2. Fix the collection branch as a clean build source.
- Port only the needed collection pipeline files into the fresh branch.
- Fix the TypeScript/API issues listed above.
- Keep vendored code isolated until the adapter is green.
- Preserve the current backend Convex boundary: do not reintroduce imports
from `frontend/convex/_generated` into backend compile. Use the existing
`anyApi`/HTTP-client boundary instead.
- Exclude non-essential vendored artifacts from the PR scope until the
runtime adapter needs them.
- Gate: `npm --prefix backend test` and `npm --prefix backend run build`.

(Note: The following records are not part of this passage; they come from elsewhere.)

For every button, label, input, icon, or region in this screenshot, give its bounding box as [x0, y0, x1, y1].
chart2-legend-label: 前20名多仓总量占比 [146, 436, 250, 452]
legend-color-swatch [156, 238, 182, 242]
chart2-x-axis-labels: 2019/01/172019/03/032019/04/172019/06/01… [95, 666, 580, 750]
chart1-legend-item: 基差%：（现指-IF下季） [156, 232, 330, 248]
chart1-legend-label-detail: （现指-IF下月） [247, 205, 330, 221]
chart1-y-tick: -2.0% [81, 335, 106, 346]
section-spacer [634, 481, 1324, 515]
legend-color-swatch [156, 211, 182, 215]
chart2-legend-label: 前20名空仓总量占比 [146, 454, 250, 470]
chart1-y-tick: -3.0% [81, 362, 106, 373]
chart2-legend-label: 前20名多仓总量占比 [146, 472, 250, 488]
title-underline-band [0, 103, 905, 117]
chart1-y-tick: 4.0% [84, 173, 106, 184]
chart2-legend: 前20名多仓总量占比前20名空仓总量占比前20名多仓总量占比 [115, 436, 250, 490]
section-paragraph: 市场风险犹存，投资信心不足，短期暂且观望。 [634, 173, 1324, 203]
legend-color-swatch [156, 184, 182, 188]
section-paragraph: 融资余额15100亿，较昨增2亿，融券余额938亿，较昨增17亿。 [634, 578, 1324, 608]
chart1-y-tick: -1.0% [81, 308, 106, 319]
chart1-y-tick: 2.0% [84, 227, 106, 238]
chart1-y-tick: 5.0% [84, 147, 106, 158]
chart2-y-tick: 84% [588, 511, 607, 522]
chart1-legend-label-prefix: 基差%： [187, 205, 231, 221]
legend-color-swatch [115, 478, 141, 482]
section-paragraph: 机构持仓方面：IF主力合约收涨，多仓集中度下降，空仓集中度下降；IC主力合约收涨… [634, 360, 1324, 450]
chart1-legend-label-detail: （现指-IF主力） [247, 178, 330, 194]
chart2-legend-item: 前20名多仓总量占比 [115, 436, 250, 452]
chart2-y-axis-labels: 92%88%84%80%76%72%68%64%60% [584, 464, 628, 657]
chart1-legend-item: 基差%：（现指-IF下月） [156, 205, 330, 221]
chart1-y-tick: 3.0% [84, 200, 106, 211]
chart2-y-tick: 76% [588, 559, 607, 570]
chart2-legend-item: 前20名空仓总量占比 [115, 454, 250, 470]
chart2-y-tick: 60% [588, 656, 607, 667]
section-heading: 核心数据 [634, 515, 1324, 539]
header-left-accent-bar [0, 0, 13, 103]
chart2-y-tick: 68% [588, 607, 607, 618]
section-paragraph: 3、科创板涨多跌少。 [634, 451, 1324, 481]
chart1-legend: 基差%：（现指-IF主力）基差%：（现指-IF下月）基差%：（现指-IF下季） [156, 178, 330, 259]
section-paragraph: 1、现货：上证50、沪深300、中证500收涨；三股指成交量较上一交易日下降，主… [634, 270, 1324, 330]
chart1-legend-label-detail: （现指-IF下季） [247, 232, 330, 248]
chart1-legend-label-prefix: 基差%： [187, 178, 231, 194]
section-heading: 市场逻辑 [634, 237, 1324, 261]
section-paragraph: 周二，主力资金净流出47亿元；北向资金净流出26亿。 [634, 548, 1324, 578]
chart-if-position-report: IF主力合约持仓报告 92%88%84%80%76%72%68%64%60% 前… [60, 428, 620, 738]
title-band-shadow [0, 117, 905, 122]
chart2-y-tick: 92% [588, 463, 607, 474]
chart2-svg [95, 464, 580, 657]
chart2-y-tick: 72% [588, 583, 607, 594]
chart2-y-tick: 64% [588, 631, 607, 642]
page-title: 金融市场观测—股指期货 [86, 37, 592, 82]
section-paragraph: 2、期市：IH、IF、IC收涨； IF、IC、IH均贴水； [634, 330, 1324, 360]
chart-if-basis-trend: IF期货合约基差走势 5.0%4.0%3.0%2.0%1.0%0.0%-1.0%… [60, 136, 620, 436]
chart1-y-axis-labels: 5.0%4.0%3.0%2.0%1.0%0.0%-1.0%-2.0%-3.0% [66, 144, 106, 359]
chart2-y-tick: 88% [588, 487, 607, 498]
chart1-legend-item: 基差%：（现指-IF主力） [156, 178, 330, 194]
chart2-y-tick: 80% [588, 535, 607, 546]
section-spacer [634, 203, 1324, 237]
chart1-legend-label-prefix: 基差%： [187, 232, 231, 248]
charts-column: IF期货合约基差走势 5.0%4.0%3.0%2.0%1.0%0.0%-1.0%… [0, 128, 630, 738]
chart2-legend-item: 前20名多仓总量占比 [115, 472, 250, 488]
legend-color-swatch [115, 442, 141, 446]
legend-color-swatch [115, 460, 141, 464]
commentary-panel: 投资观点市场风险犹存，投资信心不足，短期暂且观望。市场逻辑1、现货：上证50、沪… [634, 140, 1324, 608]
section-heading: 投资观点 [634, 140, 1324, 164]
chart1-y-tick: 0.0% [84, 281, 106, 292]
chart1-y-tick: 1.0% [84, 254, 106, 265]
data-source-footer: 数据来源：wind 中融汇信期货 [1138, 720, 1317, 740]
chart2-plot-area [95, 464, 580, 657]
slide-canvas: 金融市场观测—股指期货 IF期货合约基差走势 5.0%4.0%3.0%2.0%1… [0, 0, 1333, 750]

3. Add a collection runtime adapter.
- Implement the existing `PopulateRecipeRuntime` interface.
- Input: BigSet `DatasetContext`.
- Transform `recipe.runtimeInstructions` into the collection pipeline
prompt/spec alongside the dataset description and columns.
- Output: rows, source URLs, evidence quotes, usage, metrics, and debug
captured sources.
- No direct Convex writes inside the adapter.
- Gate: a unit test proving a repaired recipe's runtime instructions reach
the downstream collection prompt/spec and can change observable runtime
behavior.

4. Add runtime selection through the real entrypoints.
- Add a runtime factory for the self-healing runner.
- Add an env switch such as `POPULATE_AGENT_RUNTIME=collection`.
- Wire both `POST /populate` and `populate:self-heal --dataset-id` through
that same factory.
- Gate: one HTTP-route test, one CLI test, and one dry-run smoke proving both
entrypoints use the selected runtime.

5. Add a self-healing-wrapped benchmark adapter for the collection runtime.
- Reuse `benchmarks/dataset-agent/run-benchmark.mjs`.
- Exercise `SelfHealingPopulateRecipeService` with the collection runtime
inside it, not the direct collection pipeline alone.
- Compare this lane against the existing Mastra-inside-self-healing lane.
- Return blocked results when required API keys are missing.
- Gate: no-key smoke must block with zero tokens, zero tool calls, and zero
estimated spend.

6. Run quality gates in increasing cost order.
- `make verify-self-healing`
- 2-prompt real benchmark
- full benchmark only after the 2-prompt run is not obviously broken
- live `--dataset-id` dry-run only after Convex/env prerequisites are ready
- `--commit` only on a throwaway dataset first

7. Keep runtime selection explicit.
- Keep current Mastra runtime as default until collection runtime benchmark
evidence is better.
- Do not claim collection runtime quality from a direct, non-self-healing
benchmark lane.

8. Decide merge order from evidence, not preference.
- If collection runtime is better, stack it after #37 and merge the stack
from bottom to top.
- If collection runtime is not better, keep it as a draft branch and use
benchmark artifacts to decide what to fix next.

## Acceptance Gates

Before any merge:

- no real `.env` files or private notes in the diff
- `git diff --name-status main...HEAD` reviewed for public PR hygiene
- `make verify-self-healing` passes
- `npm --prefix backend test` passes
- `npm --prefix backend run build` passes
- adapter test proves `recipe.runtimeInstructions` reaches the collection
pipeline prompt/spec
- HTTP-route and CLI tests prove `POPULATE_AGENT_RUNTIME=collection` reaches
the selected runtime through real app entrypoints
- benchmark no-key smoke proves blocked with zero spend
- benchmark evidence comes from the collection runtime wrapped inside the
self-healing service, not the direct collection pipeline alone
- real benchmark artifacts are linked in the PR when runtime quality is claimed
- live dataset commit is tested only on a throwaway dataset
- backend build does not depend on `frontend/convex/_generated`

## Next Engineering Move

Create a fresh branch from `codex/self-healing-verification` and first implement
the collection runtime adapter contract, including the
`recipe.runtimeInstructions` bridge and its unit test. Do not wire it as the
default runtime until the self-healing-wrapped benchmark adapter produces better
evidence than the current Mastra path.